Samuel Ehrat, am vergangenen Wochenende trafen Sie mit Volley Schönenwerd auf Näfels. Sie haben die letzten sieben Saisons für die Glarner gespielt. Wie war die Rückkehr an Ihre alte Wirkungsstätte?

Samuel Ehrat: Es war ein sehr spezieller und emotionaler Match für mich. Auch in Anbetracht der Situation, in welcher sich Näfels gerade befindet. Der Verein hat momentan Mühe, ein neues, junges Team aufzubauen und ist in einer schwierigen Lage. Empfangen worden bin ich durchweg positiv.

Das Spiel war eine klare Sache. Schönenwerd setzte sich mit 3:0 durch.

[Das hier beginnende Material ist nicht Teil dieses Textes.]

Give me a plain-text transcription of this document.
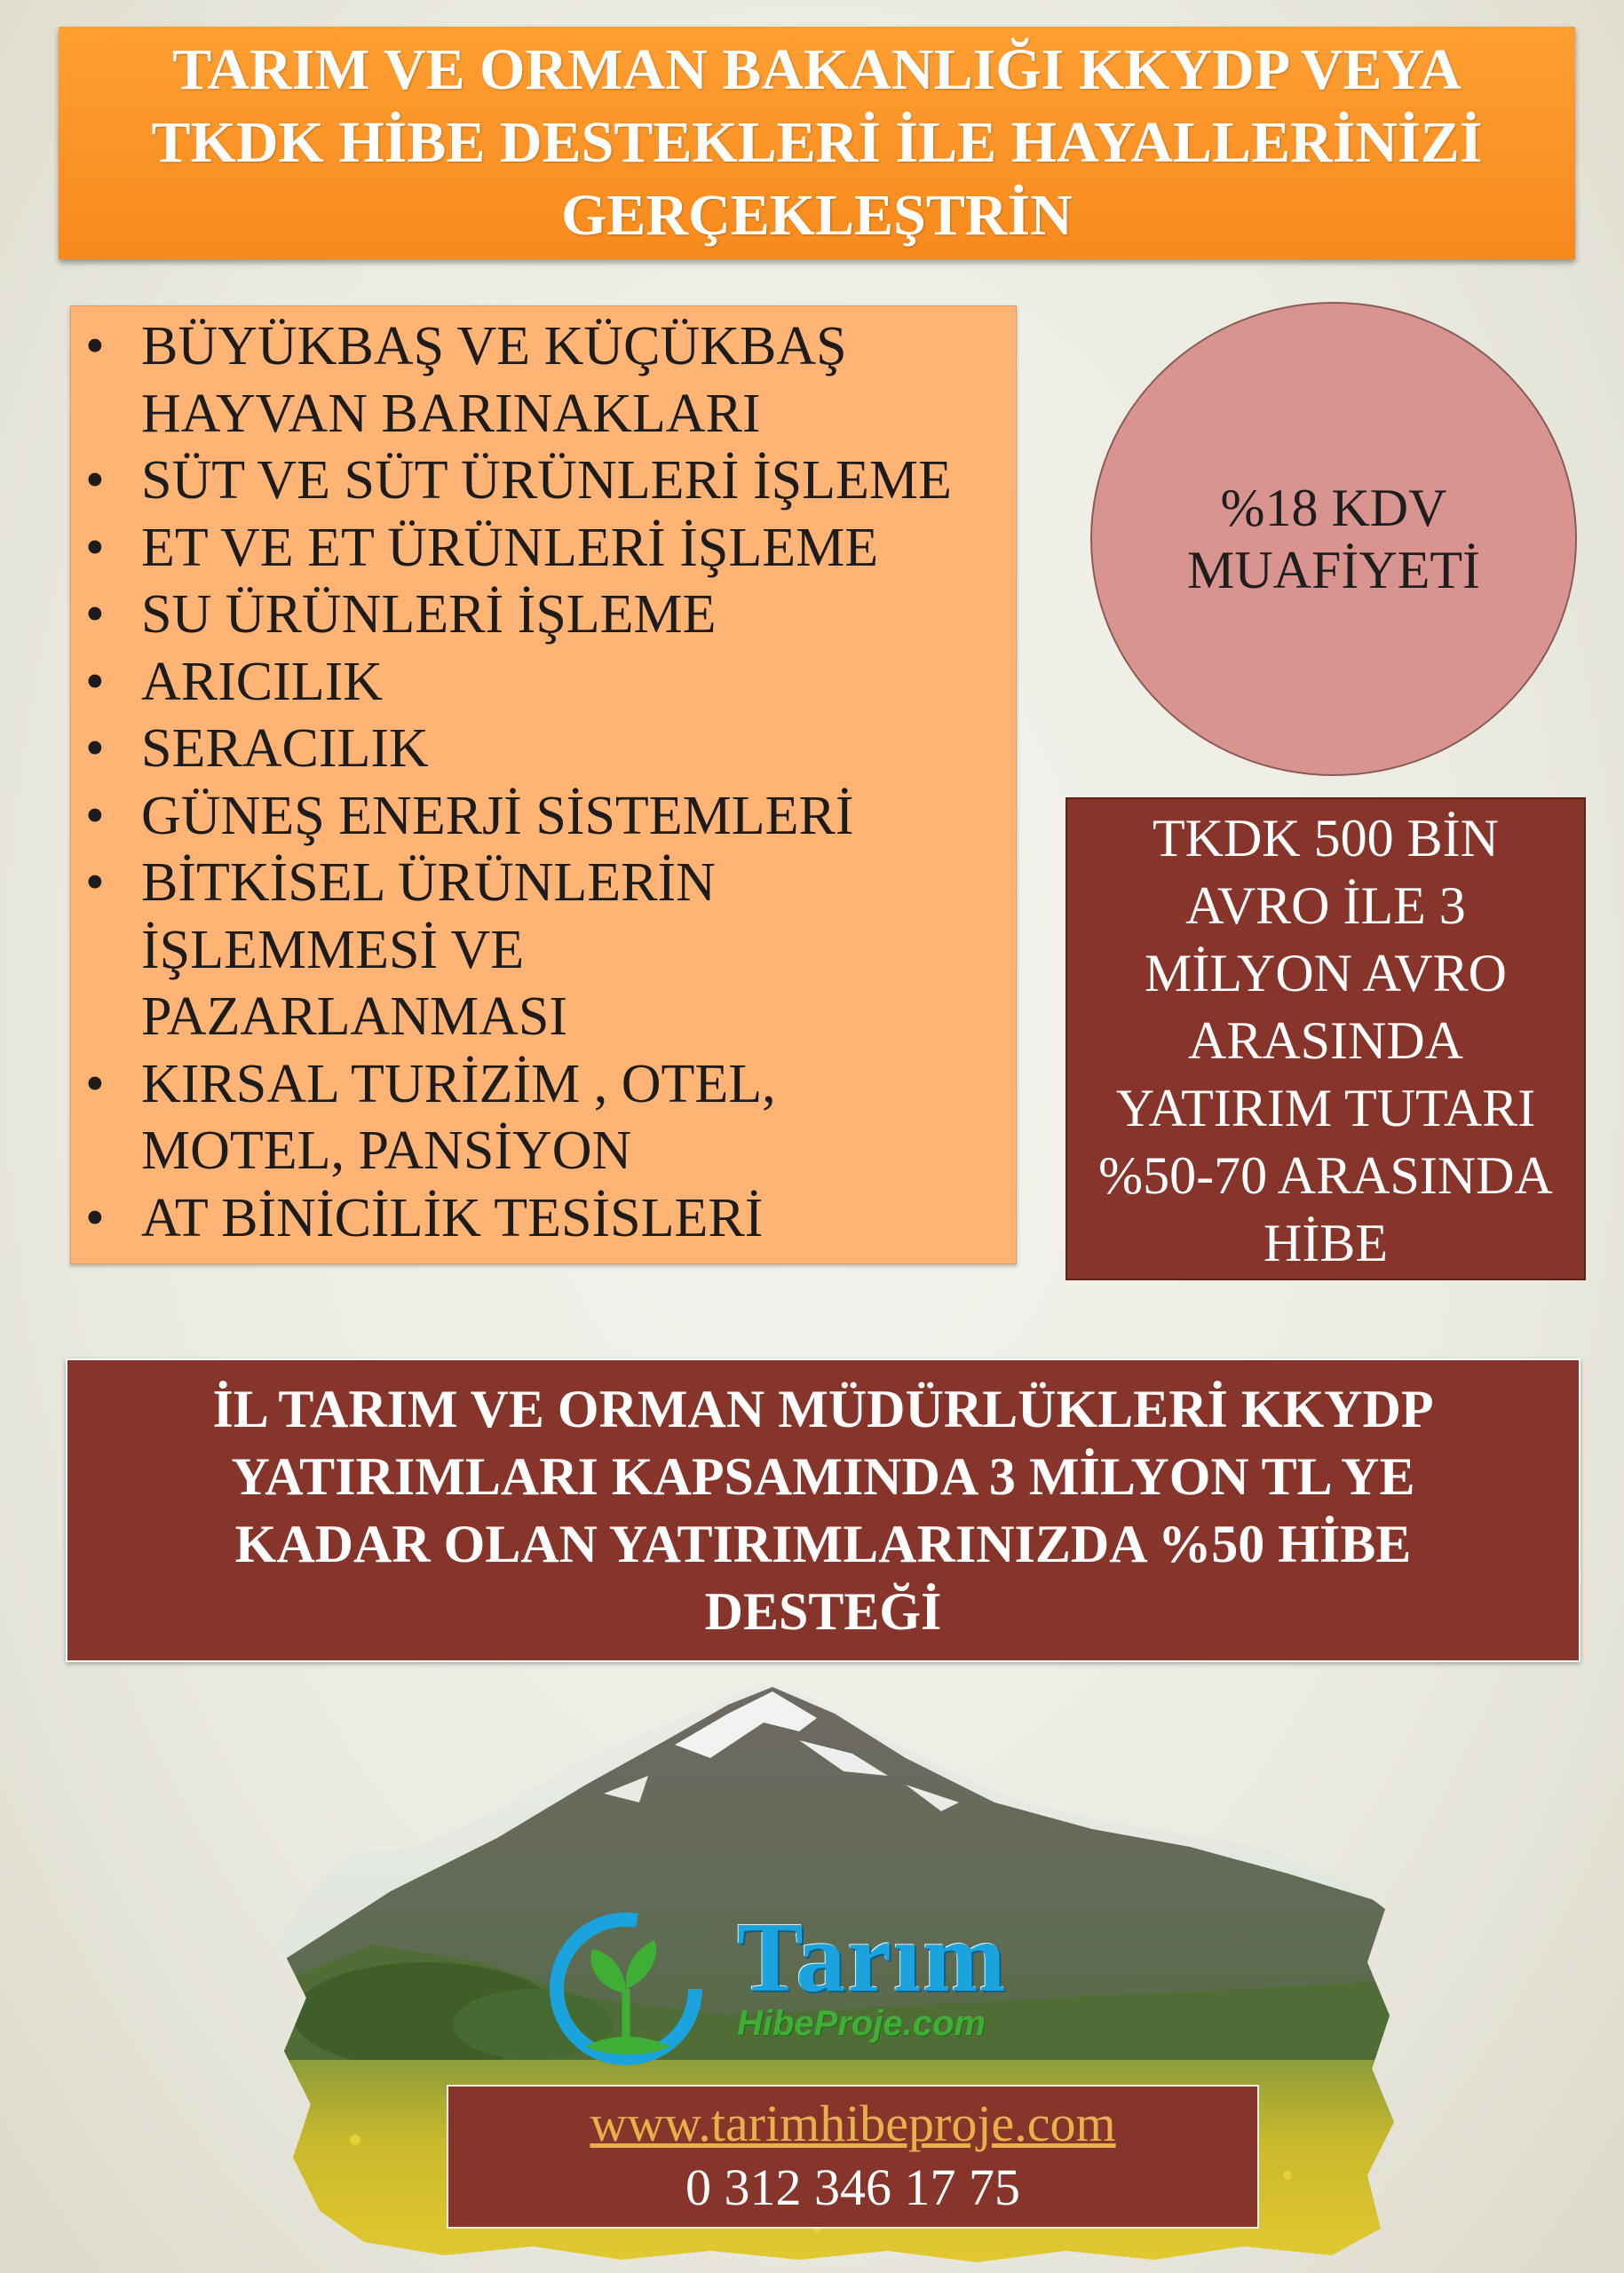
TARIM VE ORMAN BAKANLIĞI KKYDP VEYA
TKDK HİBE DESTEKLERİ İLE HAYALLERİNİZİ
GERÇEKLEŞTRİN
• BÜYÜKBAŞ VE KÜÇÜKBAŞ
HAYVAN BARINAKLARI
• SÜT VE SÜT ÜRÜNLERİ İŞLEME
• ET VE ET ÜRÜNLERİ İŞLEME
• SU ÜRÜNLERİ İŞLEME
• ARICILIK
• SERACILIK
• GÜNEŞ ENERJİ SİSTEMLERİ
• BİTKİSEL ÜRÜNLERİN
İŞLEMMESİ VE
PAZARLANMASI
• KIRSAL TURİZİM , OTEL,
MOTEL, PANSİYON
• AT BİNİCİLİK TESİSLERİ
%18 KDV
MUAFİYETİ
TKDK 500 BİN
AVRO İLE 3
MİLYON AVRO
ARASINDA
YATIRIM TUTARI
%50-70 ARASINDA
HİBE
İL TARIM VE ORMAN MÜDÜRLÜKLERİ KKYDP
YATIRIMLARI KAPSAMINDA 3 MİLYON TL YE
KADAR OLAN YATIRIMLARINIZDA %50 HİBE
DESTEĞİ
Tarım
HibeProje.com
www.tarimhibeproje.com
0 312 346 17 75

Wir konnten uns in jedem Satz gleich zu Beginn einen Vorsprung erarbeiten. Am Ende waren auch die Satzresultate deutlich. Man merkte, dass Näfels vor allem im mentalen Bereich noch nicht auf der Höhe ist. Sie haben schon die vorherigen Spiele verloren und sind unter unserem Druck sehr schnell auseinandergebrochen.

Für Schönenwerd war es der vierte Sieg im vierten Saisonspiel. Haben Sie mit diesem Start gerechnet?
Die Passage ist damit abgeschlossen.